The questions now are simple ones: Will we worship God? Will we remember the lessons learned here? Will we wake up? Will we stay awake? Will we worship God?
We are truly in a defining moment for our generation…everyone’s life will be divided pre and post Corona…we are about to leave the ark of our house and enter America 2.0
Will our lives be reborn to a new purpose and plan? Ephesians 2:10?
For we are his workmanship, created in Christ Jesus for good works, which God prepared ahead of time for us to do.

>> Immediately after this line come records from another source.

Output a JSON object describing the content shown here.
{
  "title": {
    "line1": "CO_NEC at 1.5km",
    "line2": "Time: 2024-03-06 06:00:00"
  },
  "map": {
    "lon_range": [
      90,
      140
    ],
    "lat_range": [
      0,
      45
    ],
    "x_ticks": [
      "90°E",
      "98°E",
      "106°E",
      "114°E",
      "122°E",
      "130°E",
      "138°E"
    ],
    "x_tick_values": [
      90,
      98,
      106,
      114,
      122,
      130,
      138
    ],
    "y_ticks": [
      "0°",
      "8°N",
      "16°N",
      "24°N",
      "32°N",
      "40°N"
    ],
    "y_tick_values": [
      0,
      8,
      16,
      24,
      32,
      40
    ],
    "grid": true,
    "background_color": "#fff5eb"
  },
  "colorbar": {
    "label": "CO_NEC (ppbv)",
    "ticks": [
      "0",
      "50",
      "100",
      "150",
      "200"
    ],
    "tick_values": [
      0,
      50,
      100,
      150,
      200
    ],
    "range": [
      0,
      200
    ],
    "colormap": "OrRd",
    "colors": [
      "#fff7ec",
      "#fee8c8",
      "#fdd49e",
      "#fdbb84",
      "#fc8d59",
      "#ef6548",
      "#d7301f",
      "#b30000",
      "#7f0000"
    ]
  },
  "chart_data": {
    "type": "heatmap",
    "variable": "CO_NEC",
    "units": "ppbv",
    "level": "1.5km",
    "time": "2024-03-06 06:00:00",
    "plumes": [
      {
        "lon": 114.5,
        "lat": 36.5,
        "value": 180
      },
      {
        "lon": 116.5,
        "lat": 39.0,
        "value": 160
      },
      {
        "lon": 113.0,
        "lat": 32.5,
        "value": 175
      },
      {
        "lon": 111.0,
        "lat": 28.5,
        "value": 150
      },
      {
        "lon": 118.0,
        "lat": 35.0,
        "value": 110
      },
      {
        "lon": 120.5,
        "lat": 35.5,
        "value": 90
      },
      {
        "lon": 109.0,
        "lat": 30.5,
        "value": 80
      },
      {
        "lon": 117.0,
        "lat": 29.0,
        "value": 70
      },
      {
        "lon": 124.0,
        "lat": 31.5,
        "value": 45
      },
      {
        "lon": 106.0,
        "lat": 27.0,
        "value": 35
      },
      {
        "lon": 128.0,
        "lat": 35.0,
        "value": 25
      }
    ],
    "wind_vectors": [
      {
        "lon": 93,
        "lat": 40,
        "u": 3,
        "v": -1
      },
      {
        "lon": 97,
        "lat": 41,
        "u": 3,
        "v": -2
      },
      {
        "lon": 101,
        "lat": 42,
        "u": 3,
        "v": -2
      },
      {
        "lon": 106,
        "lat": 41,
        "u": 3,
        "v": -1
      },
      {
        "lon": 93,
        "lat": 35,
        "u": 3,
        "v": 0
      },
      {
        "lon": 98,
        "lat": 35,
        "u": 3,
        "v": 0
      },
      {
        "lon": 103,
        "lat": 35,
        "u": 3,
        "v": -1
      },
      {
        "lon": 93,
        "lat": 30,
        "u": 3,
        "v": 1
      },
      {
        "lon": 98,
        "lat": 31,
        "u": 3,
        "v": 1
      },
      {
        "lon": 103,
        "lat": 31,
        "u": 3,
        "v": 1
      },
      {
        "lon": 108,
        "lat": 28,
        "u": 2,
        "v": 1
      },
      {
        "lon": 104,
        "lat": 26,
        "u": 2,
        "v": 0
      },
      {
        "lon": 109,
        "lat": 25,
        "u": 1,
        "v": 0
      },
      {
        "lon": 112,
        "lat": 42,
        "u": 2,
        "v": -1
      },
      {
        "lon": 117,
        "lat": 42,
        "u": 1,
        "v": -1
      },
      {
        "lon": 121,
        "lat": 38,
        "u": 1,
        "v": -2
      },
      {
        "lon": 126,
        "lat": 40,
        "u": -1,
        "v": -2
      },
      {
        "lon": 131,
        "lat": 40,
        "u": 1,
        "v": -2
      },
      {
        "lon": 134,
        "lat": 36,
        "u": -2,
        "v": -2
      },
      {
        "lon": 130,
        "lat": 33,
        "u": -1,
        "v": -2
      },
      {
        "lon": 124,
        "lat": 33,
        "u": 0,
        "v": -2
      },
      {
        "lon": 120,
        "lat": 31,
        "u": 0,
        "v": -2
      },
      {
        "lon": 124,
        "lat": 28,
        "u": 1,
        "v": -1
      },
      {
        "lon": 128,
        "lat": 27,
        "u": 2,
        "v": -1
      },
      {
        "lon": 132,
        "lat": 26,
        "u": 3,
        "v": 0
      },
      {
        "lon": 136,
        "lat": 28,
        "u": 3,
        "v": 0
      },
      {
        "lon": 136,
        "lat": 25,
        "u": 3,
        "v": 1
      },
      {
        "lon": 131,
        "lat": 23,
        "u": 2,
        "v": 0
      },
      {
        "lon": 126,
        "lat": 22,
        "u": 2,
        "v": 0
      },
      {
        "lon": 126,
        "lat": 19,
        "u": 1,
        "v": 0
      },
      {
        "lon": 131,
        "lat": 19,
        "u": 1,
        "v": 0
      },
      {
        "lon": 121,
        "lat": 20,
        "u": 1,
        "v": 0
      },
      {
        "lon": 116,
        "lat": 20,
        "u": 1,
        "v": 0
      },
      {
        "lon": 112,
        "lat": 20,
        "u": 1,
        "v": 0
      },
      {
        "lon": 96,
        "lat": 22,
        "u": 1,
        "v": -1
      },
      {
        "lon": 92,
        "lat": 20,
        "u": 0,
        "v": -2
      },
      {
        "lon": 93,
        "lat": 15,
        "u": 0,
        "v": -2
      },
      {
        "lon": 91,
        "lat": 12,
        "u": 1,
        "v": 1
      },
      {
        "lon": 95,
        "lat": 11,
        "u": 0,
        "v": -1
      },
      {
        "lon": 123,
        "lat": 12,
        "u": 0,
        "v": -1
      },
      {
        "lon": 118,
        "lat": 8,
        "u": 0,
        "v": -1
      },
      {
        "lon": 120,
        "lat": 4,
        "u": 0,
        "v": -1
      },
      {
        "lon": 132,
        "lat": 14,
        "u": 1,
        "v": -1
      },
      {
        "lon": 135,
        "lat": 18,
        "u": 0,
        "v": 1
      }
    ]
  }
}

Away up on a Canadian hillside grew a tree that had weathered the storms for many and many a long year. But the time came when it had to be felled, and put to some definite use, and with the last clean cut of an axe in the hands of a lumberjack it came to the ground. It was rolled down to the river, but later, in the "drive" it floated down stream not to the sawmill, where it would have been utilized for a specific purpose, but past the mill, on and on until it finally reached the ocean. Here the storm-tossed waves lashed it with others of its kind, until the mass became a waterlogged unit, and a menace to navigation. One dark, foggy morning, the look-out on a ship plying to a distant port gave the signal "danger ahead." Engines were reversed, speed was reduced, and with every member of the crew at his post the captain rushed to the bridge for observation. One look at the thing that lay on the surface of the water was sufficient to cause him to turn away with an expression of disgust on his face as he exclaimed, "Only driftwood! Full speed ahead!" Alas, there are many living today without any definite purpose, simply floating down the stream and out toward the angry sea of dissatisfaction and unrest, there to become "driftwood."
Will we give all of ourselves to Him and live the lessons we are learning today? Will we remember well? Will we worship…depend upon Christ and live for Him in America and church 2.0?